The Death of Socrates

Friday 14 January 2011

The Uniqueness of Greek Thought

I have a deep regard for Egyptian, Hebrew and Persian civilisations; but it remains true that the contribution of Athens to Philosophy is unequalled. The pre-Socratics, Socrates, Plato (and even Aristotle!) stand head and shoulders above any other thinkers of whom I am aware. This may be because it is their writings that have survived, but I don't think so.

For example, though I have the most profound respect for the Hebrews, the Torah and the rest of the Old Testament (all written and edited in a  time-frame overlapping Socrates et al) does not deal with the kind of issues that Socrates and his fellows dared to and neither does it generally dare to deal with what issues it does deal with in the way that Socrates and his fellows did. Similarly, whet we have left on record of Ancient Egyptian and Mesopotamian civilisation has nothing to compare.

Many civilisations have many excellences; but the excellence of the Greek civilisation consists of its pre-eminent philosophical endeavour. To down-play this is to deny the Greeks the one thing that they have to contribute to the human patrimony. It is pretty poet-modernist, it seems to me, to seek to relativize this out in the name of a reaction against "civilization-romanticism". We should celebrate every civilisation for its positive contribution to the common good and the advancement of knowledge, but we will not do this by down-playing the unique contribution of the Greeks.

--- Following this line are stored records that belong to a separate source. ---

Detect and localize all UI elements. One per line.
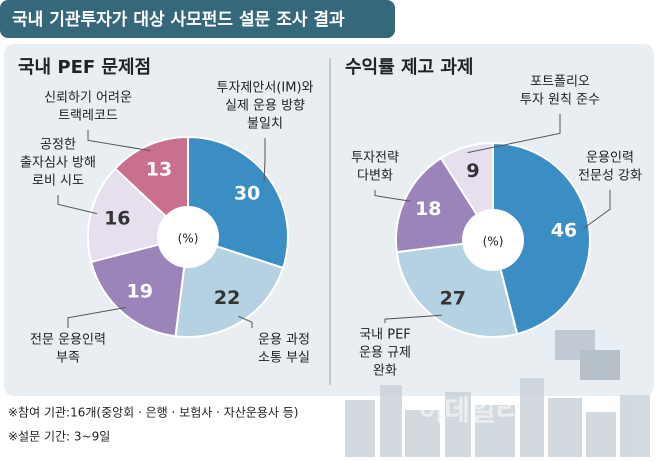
donut-slice bbox=[113, 135, 189, 218]
value-label: 22 bbox=[214, 287, 240, 309]
donut-slice bbox=[187, 135, 289, 270]
category-label: 소통 부실 bbox=[258, 351, 310, 366]
category-label: 투자전략 bbox=[351, 151, 399, 166]
category-label: 트랙레코드 bbox=[58, 109, 118, 124]
category-label: 포트폴리오 bbox=[530, 75, 590, 90]
donut-slice bbox=[89, 243, 186, 338]
donut-slice bbox=[395, 156, 479, 254]
leader-line bbox=[384, 314, 442, 323]
value-label: 19 bbox=[126, 280, 152, 302]
leader-line bbox=[263, 138, 266, 182]
chart-title: 국내 PEF 문제점 bbox=[18, 57, 151, 78]
category-label: 운용인력 bbox=[586, 151, 634, 166]
category-label: 운용 과정 bbox=[258, 333, 310, 348]
category-label: 투자제안서(IM)와 bbox=[217, 81, 314, 96]
category-label: 신뢰하기 어려운 bbox=[44, 91, 132, 106]
donut-slice bbox=[395, 242, 519, 338]
category-label: 부족 bbox=[56, 351, 80, 366]
category-label: 완화 bbox=[373, 364, 397, 379]
donut-slice bbox=[174, 245, 285, 338]
watermark: 이데일리 bbox=[418, 394, 521, 427]
value-label: 9 bbox=[466, 160, 479, 182]
leader-line bbox=[467, 114, 561, 154]
value-label: 18 bbox=[415, 198, 441, 220]
donut-slice bbox=[439, 141, 494, 217]
page-title: 국내 기관투자가 대상 사모펀드 설문 조사 결과 bbox=[12, 10, 345, 30]
footnote: ※설문 기간: 3~9일 bbox=[8, 430, 110, 444]
category-label: 전문성 강화 bbox=[578, 169, 642, 184]
leader-line bbox=[67, 307, 126, 328]
center-label: (%) bbox=[178, 232, 199, 246]
cityscape bbox=[345, 330, 650, 457]
category-label: 출자심사 방해 bbox=[20, 156, 96, 171]
donut-hole bbox=[464, 211, 522, 269]
category-label: 국내 PEF bbox=[359, 328, 411, 343]
leader-line bbox=[87, 130, 151, 152]
category-label: 불일치 bbox=[247, 117, 283, 132]
donut-hole bbox=[159, 208, 217, 266]
center-label: (%) bbox=[483, 235, 504, 249]
category-label: 운용 규제 bbox=[359, 346, 411, 361]
category-label: 투자 원칙 준수 bbox=[520, 93, 600, 108]
category-label: 실제 운용 방향 bbox=[225, 99, 305, 114]
value-label: 27 bbox=[440, 288, 466, 310]
category-label: 전문 운용인력 bbox=[30, 333, 106, 348]
value-label: 46 bbox=[551, 220, 577, 242]
category-label: 로비 시도 bbox=[32, 174, 84, 189]
value-label: 30 bbox=[234, 183, 260, 205]
value-label: 13 bbox=[146, 159, 172, 181]
category-label: 다변화 bbox=[357, 169, 393, 184]
value-label: 16 bbox=[104, 207, 130, 229]
category-label: 공정한 bbox=[40, 138, 76, 153]
leader-line bbox=[374, 190, 411, 202]
footnote: ※참여 기관:16개(중앙회 · 은행 · 보험사 · 자산운용사 등) bbox=[8, 405, 298, 420]
leader-line bbox=[57, 195, 98, 215]
leader-line bbox=[238, 315, 253, 328]
leader-line bbox=[582, 190, 611, 230]
chart-title: 수익률 제고 과제 bbox=[345, 57, 473, 78]
title-bar bbox=[0, 0, 395, 38]
donut-slice bbox=[87, 167, 168, 264]
donut-slice bbox=[492, 141, 592, 336]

Sociologically speaking, the vitality of Christianity came from the hybridisation of Greek and Hebrew thought, which fused together the ideas of "Monotheism" (and the "Divine Lawfulness" and "Justice" associated with this) and "Rational Inquiry and Reasonableness". Arguably, both ideas were present to some degree in both traditions - which is why, I suppose, the hybridization was easy to effect - but the vigour of the New System was remarkable.